望著城墙上满天招魂幡般随风飞扬的黑色战旗,彭无望感到浑身的鲜血在一刹那结成了寒冰。
“妈的,恒州城的人都疯了?”雷野长一眼认出了河北曾经显赫一时的战旗,惊怒之下,不禁破口大骂。
“这怎么可能?”郑绝尘和连锋对望一眼,不禁失声道。
与此同时,萧烈痕手中横握的银枪无力地垂下,尖锐的枪头无声无息地插入了恒州门前的土地之中。

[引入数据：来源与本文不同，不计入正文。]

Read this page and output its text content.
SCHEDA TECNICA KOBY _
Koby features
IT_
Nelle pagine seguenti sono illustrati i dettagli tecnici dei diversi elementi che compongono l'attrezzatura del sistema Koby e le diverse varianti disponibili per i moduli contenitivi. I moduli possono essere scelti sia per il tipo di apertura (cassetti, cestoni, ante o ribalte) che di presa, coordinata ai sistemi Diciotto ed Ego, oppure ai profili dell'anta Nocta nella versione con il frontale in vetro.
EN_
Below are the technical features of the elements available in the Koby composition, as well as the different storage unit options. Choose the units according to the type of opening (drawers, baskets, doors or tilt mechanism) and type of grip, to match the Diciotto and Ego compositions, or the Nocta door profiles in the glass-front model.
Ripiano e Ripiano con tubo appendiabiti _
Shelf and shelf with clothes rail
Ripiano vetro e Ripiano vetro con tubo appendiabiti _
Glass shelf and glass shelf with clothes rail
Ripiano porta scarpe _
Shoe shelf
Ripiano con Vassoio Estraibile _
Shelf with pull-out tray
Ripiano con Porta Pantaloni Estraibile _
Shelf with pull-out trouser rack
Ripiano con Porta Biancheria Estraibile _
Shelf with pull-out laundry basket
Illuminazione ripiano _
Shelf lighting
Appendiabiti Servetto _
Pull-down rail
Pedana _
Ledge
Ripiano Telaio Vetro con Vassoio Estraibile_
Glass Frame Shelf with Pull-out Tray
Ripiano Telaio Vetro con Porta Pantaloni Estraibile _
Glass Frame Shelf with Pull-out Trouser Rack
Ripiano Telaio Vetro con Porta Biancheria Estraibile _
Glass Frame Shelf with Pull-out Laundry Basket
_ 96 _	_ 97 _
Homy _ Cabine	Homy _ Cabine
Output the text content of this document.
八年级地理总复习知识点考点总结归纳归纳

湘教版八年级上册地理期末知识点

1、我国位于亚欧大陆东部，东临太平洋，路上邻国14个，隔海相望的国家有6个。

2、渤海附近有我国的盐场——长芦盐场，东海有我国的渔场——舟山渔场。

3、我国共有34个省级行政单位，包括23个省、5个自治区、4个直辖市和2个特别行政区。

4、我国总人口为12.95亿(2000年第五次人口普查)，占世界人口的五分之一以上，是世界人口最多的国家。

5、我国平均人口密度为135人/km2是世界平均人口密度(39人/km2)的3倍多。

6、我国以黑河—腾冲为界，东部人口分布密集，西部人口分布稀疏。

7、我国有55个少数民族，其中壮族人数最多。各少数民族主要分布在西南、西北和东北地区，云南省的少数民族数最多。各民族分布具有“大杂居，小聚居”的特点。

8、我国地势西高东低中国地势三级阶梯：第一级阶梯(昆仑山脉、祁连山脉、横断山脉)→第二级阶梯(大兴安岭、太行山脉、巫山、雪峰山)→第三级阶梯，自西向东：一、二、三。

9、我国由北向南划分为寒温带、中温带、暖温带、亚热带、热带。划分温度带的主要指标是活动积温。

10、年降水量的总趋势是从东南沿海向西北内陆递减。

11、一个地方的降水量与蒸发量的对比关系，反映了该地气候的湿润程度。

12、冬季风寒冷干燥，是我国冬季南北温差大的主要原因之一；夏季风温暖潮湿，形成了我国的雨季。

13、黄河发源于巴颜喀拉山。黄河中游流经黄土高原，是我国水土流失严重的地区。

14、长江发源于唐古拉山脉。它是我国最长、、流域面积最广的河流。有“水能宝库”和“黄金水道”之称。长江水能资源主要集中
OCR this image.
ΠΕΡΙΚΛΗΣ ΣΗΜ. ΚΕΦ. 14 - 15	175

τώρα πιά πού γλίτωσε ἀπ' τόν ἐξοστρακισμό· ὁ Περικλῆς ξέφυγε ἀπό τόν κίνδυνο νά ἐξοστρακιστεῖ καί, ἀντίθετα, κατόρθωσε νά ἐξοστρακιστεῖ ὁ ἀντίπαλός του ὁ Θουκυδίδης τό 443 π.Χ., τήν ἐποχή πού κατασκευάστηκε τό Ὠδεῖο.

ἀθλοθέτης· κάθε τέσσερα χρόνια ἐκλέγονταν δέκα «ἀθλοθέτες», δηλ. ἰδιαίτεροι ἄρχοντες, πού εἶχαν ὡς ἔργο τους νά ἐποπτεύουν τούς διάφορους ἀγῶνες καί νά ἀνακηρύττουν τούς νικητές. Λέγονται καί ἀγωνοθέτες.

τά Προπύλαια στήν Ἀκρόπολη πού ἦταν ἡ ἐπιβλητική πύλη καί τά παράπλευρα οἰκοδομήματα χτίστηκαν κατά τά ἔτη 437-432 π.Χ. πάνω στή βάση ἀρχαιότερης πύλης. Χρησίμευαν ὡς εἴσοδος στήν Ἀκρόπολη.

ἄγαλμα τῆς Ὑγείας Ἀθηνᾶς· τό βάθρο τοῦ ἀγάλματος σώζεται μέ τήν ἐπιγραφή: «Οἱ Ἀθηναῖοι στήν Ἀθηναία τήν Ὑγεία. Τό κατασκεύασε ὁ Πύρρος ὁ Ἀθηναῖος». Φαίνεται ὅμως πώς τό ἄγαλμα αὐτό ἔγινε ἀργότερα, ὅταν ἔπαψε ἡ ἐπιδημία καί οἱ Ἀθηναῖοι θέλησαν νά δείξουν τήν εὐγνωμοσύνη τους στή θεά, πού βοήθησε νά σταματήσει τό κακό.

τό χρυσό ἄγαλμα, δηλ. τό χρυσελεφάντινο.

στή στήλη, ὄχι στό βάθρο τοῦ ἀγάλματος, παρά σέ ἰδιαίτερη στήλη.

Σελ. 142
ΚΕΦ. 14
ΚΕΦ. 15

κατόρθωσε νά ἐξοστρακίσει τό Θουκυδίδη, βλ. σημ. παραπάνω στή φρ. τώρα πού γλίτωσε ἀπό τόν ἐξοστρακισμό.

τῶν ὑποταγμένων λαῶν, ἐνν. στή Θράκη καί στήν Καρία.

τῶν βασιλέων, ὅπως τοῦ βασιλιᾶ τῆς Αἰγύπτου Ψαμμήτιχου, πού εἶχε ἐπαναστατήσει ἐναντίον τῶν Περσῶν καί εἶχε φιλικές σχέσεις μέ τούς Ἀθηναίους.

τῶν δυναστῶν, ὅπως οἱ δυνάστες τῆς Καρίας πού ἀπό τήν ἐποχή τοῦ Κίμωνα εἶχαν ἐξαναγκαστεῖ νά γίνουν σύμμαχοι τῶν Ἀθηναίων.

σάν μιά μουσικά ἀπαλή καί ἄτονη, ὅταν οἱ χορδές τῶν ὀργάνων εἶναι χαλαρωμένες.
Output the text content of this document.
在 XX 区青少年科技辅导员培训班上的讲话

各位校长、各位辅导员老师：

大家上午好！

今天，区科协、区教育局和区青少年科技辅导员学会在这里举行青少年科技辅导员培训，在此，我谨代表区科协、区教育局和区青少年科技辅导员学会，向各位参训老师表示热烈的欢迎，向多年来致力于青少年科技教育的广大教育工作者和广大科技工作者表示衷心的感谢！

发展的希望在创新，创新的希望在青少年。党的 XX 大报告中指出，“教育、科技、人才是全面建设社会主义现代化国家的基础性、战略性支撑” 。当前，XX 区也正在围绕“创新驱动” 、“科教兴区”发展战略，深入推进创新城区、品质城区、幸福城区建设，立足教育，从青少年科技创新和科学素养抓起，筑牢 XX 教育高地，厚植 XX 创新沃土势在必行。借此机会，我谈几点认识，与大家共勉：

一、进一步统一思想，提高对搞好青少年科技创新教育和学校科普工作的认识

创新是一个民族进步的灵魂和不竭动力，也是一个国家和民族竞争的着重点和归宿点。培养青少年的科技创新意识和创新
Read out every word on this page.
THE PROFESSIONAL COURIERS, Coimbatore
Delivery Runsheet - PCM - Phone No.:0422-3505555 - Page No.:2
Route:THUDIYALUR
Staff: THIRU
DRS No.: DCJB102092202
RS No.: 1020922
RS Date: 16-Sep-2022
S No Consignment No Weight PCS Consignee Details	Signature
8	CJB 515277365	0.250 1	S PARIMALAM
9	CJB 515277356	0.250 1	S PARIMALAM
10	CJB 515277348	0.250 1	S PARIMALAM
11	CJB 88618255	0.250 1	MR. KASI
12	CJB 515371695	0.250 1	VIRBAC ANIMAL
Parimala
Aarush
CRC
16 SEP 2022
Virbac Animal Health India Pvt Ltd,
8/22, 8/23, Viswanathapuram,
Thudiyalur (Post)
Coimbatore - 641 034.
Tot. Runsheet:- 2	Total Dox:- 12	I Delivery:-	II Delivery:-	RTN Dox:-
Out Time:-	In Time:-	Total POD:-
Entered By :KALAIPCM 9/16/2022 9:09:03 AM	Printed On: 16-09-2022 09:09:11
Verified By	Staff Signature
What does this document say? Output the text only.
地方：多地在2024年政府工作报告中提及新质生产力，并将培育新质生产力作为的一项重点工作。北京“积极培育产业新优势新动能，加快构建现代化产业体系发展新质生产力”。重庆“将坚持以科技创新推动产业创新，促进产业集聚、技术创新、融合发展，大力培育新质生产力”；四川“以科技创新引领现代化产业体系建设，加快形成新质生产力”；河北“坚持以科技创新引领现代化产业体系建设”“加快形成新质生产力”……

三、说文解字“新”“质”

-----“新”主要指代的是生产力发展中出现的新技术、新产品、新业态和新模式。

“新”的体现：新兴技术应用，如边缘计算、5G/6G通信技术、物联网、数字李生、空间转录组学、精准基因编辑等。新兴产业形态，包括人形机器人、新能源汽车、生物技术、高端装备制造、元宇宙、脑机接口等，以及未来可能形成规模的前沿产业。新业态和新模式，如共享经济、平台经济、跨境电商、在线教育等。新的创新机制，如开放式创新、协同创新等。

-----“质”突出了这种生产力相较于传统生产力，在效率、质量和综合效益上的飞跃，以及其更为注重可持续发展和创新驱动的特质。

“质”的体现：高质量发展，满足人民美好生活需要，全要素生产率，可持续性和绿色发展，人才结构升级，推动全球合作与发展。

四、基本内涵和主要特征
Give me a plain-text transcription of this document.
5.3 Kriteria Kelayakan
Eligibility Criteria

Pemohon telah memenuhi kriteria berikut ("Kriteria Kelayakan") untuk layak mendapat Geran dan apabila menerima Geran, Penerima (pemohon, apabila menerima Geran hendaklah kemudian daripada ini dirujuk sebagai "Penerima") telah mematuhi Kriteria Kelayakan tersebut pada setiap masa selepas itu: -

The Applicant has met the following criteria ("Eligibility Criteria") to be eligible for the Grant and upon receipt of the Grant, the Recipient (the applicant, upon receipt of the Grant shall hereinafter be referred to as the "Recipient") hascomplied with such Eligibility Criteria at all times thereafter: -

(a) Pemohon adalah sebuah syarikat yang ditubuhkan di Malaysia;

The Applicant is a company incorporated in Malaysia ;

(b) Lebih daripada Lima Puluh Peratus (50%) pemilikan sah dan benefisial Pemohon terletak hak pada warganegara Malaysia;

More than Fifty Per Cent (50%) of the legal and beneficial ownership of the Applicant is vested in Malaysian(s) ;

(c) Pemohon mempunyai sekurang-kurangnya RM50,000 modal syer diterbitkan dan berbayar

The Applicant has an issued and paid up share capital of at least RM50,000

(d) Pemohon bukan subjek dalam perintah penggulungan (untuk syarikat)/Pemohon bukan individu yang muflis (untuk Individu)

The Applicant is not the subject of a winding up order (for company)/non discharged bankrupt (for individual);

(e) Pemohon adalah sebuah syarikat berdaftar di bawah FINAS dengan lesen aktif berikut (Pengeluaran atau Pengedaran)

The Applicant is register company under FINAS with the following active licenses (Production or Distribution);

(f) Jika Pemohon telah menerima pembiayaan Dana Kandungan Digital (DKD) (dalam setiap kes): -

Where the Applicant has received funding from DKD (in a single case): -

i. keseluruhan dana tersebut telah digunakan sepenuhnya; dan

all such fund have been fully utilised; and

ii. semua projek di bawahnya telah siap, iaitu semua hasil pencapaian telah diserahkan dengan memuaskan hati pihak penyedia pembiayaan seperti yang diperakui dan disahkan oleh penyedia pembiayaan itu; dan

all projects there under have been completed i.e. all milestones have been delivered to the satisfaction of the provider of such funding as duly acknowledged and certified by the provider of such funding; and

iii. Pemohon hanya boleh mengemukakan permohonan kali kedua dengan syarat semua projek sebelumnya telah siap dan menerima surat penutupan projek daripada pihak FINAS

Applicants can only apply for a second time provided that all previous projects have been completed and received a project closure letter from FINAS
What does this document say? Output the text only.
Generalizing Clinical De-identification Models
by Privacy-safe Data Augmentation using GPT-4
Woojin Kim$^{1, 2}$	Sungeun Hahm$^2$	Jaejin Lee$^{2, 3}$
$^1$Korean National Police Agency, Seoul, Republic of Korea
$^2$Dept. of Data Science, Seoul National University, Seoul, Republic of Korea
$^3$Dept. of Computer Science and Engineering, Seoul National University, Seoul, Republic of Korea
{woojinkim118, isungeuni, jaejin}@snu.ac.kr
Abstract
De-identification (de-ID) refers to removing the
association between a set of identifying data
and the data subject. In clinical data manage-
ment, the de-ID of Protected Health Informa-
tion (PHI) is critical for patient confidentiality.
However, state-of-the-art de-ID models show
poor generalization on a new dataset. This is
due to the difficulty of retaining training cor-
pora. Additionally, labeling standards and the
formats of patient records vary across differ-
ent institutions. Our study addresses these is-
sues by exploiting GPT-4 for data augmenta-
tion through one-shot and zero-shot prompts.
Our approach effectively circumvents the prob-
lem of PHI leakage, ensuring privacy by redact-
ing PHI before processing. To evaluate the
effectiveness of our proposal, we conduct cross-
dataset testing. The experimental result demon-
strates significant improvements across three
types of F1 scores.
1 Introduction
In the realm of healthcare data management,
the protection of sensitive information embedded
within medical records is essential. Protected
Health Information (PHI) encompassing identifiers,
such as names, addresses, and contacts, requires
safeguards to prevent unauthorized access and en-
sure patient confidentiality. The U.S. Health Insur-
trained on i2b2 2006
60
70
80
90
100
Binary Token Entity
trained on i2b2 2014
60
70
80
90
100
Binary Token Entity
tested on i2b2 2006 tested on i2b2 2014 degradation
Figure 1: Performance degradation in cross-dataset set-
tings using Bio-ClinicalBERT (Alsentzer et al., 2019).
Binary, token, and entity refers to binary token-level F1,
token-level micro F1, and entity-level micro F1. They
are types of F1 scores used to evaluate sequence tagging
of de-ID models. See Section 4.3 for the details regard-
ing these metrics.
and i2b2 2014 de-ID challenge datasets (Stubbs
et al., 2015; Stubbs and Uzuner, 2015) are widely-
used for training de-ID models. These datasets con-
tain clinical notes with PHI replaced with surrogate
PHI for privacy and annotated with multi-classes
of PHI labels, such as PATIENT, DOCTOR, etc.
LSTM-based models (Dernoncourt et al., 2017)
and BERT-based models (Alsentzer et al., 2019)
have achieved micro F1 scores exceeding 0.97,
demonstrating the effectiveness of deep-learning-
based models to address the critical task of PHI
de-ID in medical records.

河北故众叛唐自立的消息在如今风雨飘摇的境况下,对于这些逃亡中的豪杰无异于晴空霹雳。
在这几声惊叹之后,随之而来的是长时间的静寂。
城头上的河北战士手持弓箭,面无表情地注视著城下浑身浴血的飞虎镖众。
而城下的骑士也瞠目结舌地看著城上的士兵,说不出一句话来。
双方就这样互相注视著,没有一丝声响,只有城墙上几只筑巢的燕雀偶尔发出的几声啾啾鸣叫。
良久,良久,彷佛过了几个世纪,终于有一个人开始催动坐骑。
所有人都松了一口气,彷佛有一种得到解脱的感觉。
刚才突然而来的静寂,让人感到近乎残酷的压抑,几乎让这里的所有人窒息。
而这个打破沉寂的人,就是彭无望。
“青州彭无望在此,请恒州归德中郎将姜忘将军出来一叙。”
彭无望的这声高喝,仍然暗含著中气十足的佛门狮子吼,声音清越,直穿云汉。
但是,已经对他的声音渐渐熟悉的众人,都明明白白地听出了这清越啸声中饱含的怆然。
城头上的战士没有一个人挪动脚步,所有的弓弦都被拉至满弦,每一根搭上弓弦的雕翎箭都指向了他的全身要害。
彭无望木然地高踞马上,漠视著满城的弓箭手,巍然不动。
“收箭。”
一个低沉的声音从一片静寂的城头传来,全身披挂的姜忘再次来到了恒州城门之上。
“大哥!”彭无望仰起头,大声叫道。
“我不是你大哥!”姜忘高声喝道。
“对不起,姜将军┅┅我不明白,”彭无望感到眼中一阵酸楚,他猛的低下头,沉吟良久,才重新抬起头,高声道∶“为什么要叛唐?”“为我枉死的义父姜重威报仇,也为枉死长安的窦公建德,以及枉死疆场的刘帅伸冤。”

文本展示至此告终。